Home

/

GitHub

/

evThreshold: Classification Probability Threshold Optimization Based on...

evThreshold: Classification Probability Threshold Optimization Based on...
In etlundquist/eRic: Eric's R functions developed while a summer analytics intern at Enova

Description Usage Arguments Details Value Examples

Calculate an optimal probability threshold for a classification problem based on the actual class distribution, the model predicted probabilities, and the costs/benefits associated with each cell in the confusion matrix.

1	evThreshold(response, pprob, crMatrix, plot.points = 100)

`response`	(numeric) vector of actual class values (as a binary numeric variable)
`pprob`	(numeric) vector of model predicted probabilities
`crMatrix`	(numeric) matrix containing the net revenue associated with each cell in the confusion matrix (see details)
`plot.points`	(integer) number of threshold probabilities to evaluate when making the performance metric plot (see details)

Given actual class values and model predicted probabilities one can optimize the classification threshold with respect to the costs and benefits associated with correctly identifying positive and negative cases, and making Type I and Type II errors. This is useful when overall classification accuracy doesn't align with the goals of the modeling process and you can reasonably estimate the costs and benefits associated with each cell in the confusion matrix. Given this information the optimization problem then becomes one of maximizing the expected value of a new case based on: a. the predictive power of the model; b. the actual class distribution (i.e. proportion of positive cases); c. the benefits and costs associated with the new case ending up in each cell of the confusion matrix. The expected value of a new case can be expressed as:

EV = pr(P) * [TPR*R(TP) - FNR*C(FN)] + pr(N) * [TNR*R(TN) - FPR*C(FP)]

Where:

pr(P) - proportion of positive cases
pr(N) - proportion of negative cases
TPR - True Positive Rate
R(TP) - Revenue/Utility associated with a True Positive
FNR - False Negative Rate
C(FN) - Cost/Utility associated with a False Negative
TNR - True Negative Rate
R(TN) - Revenue/Utility associated with a True Negative
FPR - False Positive Rate
C(FP) - Cost/Utility associated with a False Positive

You need to specify the benefits/costs associated with each confusion matrix cell in crMatrix where the rows correspond to actual class values and the columns correspond to predicted class values. This implies crMatrix[2,2] is the benefit associated with correctly identifying positive cases, and crMatrix[1,2] is the cost associated with mistakenly classifying a negative case as a positive one. Diagonal entries (benefits) will typically be greater than or equal to zero, and off-diagonal entries (costs) will typically be less than or equal to zero (costs expressed as negative numbers).

The function will return the optimal classification threshold, the unit expected value given that threshold, and a ggplot2 object containing series for Sensitivity, Specificity, Accuracy, and Normalized Expected Value with respect to different probability thresholds. The expected value series is normalized to [0,1] so that it can be displayed on the same plot as the other metrics.

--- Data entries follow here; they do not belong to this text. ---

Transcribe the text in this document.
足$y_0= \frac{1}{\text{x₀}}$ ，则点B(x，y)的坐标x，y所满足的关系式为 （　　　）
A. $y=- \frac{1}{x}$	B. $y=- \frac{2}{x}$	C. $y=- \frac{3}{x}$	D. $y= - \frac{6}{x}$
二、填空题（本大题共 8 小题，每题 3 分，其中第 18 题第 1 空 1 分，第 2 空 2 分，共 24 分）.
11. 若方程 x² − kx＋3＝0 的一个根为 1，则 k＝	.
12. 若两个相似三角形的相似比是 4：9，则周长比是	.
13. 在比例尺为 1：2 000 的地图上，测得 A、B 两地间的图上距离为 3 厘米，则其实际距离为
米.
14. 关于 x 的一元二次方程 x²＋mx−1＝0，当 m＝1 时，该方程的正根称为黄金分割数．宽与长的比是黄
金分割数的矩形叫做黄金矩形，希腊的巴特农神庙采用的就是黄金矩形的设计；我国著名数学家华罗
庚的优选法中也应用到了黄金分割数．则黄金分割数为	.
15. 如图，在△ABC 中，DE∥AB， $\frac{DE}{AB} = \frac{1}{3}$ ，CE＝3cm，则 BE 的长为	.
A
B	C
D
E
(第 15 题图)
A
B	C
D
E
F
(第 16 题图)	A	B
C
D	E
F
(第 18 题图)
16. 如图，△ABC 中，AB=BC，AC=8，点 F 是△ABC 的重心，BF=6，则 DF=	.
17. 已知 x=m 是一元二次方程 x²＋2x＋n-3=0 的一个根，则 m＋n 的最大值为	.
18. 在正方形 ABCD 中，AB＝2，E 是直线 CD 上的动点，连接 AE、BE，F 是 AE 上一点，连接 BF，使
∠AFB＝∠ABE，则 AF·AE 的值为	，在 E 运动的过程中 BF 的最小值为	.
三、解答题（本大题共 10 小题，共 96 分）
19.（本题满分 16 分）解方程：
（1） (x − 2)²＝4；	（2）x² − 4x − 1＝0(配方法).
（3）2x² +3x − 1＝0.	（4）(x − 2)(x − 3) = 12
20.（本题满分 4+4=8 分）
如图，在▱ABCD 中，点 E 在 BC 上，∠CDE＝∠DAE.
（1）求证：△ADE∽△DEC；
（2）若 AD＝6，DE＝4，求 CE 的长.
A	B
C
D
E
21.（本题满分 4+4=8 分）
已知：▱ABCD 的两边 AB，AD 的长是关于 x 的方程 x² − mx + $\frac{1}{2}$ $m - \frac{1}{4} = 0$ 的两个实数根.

a list containing the following elements:

best.threshold - optimal probability threshold
best.ev - unit expected value given the optimal probability threshold
plot.metrics - a plot showing various performance metrics with respect to cutoff threshold

library(gbm)
library(caret)
data(GermanCredit, package = 'caret')

credit <- GermanCredit
credit$Class <- as.numeric(credit$Class == 'Good')
credit  <- credit[,-nearZeroVar(credit)]
gbm.fit <- gbm(Class ~ ., data = credit, n.trees = 100, shrinkage = 0.1, cv.folds = 5, distribution = 'bernoulli')
pprob   <- predict(gbm.fit, n.trees = gbm.perf(gbm.fit), type = 'response')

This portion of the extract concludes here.